- Fairfield Historic District
- U.S. National Register of Historic Places
- U.S. Historic district
- Location: SR 1308, 1309, 1305 and NC 94, Fairfield, North Carolina
- Coordinates: 35°32′29″N 76°13′39″W﻿ / ﻿35.54139°N 76.22750°W
- Area: 210 acres (85 ha)
- Architect: Multiple
- Architectural style: Italianate, Carpenter Gothic
- NRHP reference No.: 85001448
- Added to NRHP: July 5, 1985

= Fairfield Historic District (Fairfield, North Carolina) =

Historic district in North Carolina, United States

Merge to Fairfield, Hyde County, North Carolina?

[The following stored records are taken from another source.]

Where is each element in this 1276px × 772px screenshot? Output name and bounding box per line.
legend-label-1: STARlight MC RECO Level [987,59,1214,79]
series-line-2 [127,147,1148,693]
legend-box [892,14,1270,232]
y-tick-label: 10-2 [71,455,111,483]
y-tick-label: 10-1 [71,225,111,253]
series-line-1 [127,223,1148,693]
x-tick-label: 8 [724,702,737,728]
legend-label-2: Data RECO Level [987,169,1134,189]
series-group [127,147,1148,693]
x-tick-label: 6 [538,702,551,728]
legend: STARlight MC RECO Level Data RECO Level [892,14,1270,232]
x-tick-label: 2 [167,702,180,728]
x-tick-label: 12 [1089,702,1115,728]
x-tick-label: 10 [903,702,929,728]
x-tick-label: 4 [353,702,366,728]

Fairfield Historic District is a national historic district located at Fairfield, Hyde County, North Carolina. The district encompasses 54 contributing buildings, 1 contributing site, and 1 contributing structure in the village of Fairfield. The district includes notable examples of Italianate and Carpenter Gothic style architecture dating to the last half of the 19th century. It was added to the National Register of Historic Places in 1985.

Notable buildings include the Blackwell-Carter-Midyette House (1850s), Dr. Patrick Simmons House (1871), Carter~Holton-Sears House (c. 1890), Fairfield Methodist Episcopal Church (1877), E. S. O'Neal And Sons Store, Calhoun Brown Store, Fairfield Cemetery Pavilion, and Carter-Swindell House (1870s).